チャートでSemVer v2バージョン管理を使用
JFrogでは将来のバージョン管理、バージョン範囲における要件、index.yamlからの適切な並び替えと解決に役立つためSemVerを使うことを推奨しています。
Helmユーザに最新情報を提供
ArtifactoryのHelmパッケージ検索はユーザがチャートバージョンを参照できる「Version」だけでなく、「App version」でもHelmリポジトリを検索できるようにカスタマイズしています。App Versionはチャートバージョンが異なる可能性があるため、ユーザが使用しているアプリバージョンを知るために効果的です。Chart.yamlファイルに追加した後にパラメータを検索できます。
index.yamlをゼロからリカリキュレート
Artifactoryはローカルのindex.yamlファイルが破損している疑いがある場合にindex.yamlファイルを数秒でリカリキュレートします。
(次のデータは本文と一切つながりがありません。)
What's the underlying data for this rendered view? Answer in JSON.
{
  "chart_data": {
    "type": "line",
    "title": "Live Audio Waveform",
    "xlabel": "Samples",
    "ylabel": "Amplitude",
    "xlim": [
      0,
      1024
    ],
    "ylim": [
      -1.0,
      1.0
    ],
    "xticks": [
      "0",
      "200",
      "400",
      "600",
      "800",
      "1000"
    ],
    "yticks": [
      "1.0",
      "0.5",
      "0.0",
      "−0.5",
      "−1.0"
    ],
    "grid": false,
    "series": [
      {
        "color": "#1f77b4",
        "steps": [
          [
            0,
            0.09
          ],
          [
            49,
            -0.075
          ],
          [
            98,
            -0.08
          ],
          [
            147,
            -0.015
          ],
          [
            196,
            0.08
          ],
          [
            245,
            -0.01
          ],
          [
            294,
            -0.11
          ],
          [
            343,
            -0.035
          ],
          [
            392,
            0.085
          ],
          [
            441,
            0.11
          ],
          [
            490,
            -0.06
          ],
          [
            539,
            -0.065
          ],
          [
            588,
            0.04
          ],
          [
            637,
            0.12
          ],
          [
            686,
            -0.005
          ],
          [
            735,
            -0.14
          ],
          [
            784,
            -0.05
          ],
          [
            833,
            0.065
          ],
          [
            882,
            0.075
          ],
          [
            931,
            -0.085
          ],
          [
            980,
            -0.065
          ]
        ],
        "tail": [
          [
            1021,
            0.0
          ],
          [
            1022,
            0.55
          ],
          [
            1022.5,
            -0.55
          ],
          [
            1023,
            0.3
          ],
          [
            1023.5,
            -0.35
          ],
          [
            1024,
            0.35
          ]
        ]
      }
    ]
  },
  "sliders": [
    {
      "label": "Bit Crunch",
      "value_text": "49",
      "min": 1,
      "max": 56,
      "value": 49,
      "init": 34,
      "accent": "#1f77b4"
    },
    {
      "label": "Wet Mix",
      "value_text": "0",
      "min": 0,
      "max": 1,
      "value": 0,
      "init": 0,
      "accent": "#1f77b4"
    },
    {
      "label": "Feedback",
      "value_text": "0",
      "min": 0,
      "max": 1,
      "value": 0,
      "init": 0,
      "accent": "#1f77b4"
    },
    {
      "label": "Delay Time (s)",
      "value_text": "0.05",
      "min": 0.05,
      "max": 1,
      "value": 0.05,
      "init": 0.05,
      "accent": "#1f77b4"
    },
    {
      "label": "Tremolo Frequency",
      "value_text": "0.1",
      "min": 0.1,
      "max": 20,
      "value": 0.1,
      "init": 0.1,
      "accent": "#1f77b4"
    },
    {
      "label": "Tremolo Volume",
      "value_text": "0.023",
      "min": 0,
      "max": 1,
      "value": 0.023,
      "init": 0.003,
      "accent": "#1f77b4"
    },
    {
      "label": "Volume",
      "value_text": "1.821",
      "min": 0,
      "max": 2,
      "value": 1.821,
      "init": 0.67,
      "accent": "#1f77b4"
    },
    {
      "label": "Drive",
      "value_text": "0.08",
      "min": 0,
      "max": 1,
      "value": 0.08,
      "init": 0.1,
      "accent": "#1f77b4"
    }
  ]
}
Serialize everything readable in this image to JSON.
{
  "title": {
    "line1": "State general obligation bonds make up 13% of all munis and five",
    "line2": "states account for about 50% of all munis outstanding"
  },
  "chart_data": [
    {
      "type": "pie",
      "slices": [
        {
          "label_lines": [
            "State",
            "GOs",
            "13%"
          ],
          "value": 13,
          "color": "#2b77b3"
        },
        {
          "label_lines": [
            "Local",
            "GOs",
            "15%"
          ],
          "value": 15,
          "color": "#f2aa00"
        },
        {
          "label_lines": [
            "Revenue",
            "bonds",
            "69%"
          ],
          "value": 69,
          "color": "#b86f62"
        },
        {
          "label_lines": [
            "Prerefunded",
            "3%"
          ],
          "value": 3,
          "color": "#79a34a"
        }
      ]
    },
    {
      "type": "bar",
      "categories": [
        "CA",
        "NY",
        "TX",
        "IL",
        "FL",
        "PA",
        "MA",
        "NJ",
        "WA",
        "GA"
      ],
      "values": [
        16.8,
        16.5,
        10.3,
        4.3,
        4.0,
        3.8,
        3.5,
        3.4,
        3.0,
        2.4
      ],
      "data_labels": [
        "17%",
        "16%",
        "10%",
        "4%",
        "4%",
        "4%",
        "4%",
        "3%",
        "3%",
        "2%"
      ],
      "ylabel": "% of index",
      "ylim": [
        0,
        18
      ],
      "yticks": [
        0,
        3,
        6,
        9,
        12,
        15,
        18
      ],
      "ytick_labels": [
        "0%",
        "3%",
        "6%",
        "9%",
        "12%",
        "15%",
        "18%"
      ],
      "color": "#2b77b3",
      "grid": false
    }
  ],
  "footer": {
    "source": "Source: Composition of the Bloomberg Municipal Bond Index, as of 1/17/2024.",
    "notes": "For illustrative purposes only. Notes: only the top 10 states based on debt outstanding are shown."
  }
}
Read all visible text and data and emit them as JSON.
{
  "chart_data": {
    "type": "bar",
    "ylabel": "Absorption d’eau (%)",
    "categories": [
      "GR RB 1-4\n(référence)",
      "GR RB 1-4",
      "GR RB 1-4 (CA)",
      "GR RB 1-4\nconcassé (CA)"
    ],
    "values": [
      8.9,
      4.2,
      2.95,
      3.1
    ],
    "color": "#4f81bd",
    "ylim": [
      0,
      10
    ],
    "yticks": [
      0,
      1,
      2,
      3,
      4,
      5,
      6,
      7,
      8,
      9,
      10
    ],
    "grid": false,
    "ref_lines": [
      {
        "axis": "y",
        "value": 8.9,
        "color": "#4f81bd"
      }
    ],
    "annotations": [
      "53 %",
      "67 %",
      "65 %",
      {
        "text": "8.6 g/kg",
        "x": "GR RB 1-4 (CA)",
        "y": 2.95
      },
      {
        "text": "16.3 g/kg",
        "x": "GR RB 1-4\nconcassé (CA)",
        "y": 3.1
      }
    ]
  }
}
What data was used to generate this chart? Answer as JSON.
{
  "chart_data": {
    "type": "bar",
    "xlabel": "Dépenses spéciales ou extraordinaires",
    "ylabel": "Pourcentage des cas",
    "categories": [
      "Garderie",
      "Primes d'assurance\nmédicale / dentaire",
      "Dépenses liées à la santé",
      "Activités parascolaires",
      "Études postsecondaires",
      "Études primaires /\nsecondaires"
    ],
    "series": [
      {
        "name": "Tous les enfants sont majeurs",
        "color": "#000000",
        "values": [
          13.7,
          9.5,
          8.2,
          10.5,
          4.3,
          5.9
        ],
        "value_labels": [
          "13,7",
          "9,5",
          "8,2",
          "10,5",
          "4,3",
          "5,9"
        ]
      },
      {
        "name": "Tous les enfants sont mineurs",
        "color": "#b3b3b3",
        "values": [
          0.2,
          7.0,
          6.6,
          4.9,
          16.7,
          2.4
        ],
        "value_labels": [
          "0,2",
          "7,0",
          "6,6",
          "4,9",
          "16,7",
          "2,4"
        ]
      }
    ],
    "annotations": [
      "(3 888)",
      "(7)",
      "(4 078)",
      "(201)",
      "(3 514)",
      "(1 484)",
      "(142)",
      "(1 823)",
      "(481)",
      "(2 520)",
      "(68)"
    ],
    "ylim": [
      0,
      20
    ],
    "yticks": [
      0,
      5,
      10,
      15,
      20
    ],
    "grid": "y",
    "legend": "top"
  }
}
ローカルのIndex.yamlファイルをリカリキュレートするには:
- ツリー表示でHelm Chartリポジトリを選択します。
- 右クリックでRecalculate Indexを選択します。
選択後にindexを非同期でカリキュレートします。
バーチャルリポジトリのMetadata Retrieval Cache Periodの調整
バーチャルリポジトリは集約するすべてのリポジトリのindex.yamlファイルを単一のindex.yamlファイルにマージします。ただし、ローカルまたはリモートリポジトリの変更ごとに集約した場合のindexのリカリキュレートは過度にリソースを消費する場合があります。
リモートリポジトリの変更ごとに集約したindexのリカリキュレートを防ぐためにはキャッシュを使用してバーチャルリポジトリのMetadata Retrieval Cache Periodで設定した間隔でリカリキュレートします。デフォルトでは適切な値として10分が設定されていますが、集約されたリポジトリに対して頻繁な変更が発生するようであれば値を低く設定し、リカリキュレート間隔を短くすることができます。
またキャッシュをクリアすることでいつでも手動でインデックスのリカリキュレートをすることができます。これはキャッシュの「ザッピング」と呼ばれ、以下のように呼び出すことができます:
Artifactoryでキャッシュのザッピングをするには:
- Artifactsモジュールのツリー表示からザッピングするバーチャルリポジトリを選択します。
- 右クリックでZap Cachesを選択するかドロップダウンメニューでActionsを選択します。
JFrog CLIはHelm Chartのデプロイに効果的
Helmクライアントは現状、Helm Chartのデプロイをサポートしていないため、JFrog CLIを使ってHelm Chartを公開またはアップロードできます。
例えば以下のようにJFrog CLIアップロードコマンドを使ってすべてのtgzファイルをheml-localにアップロードします:
jfrog rt u "*.tgz" helm-local
Helm Chartを作成する一般的な方法についてはThe Chart Best Practices Guideを参照してください。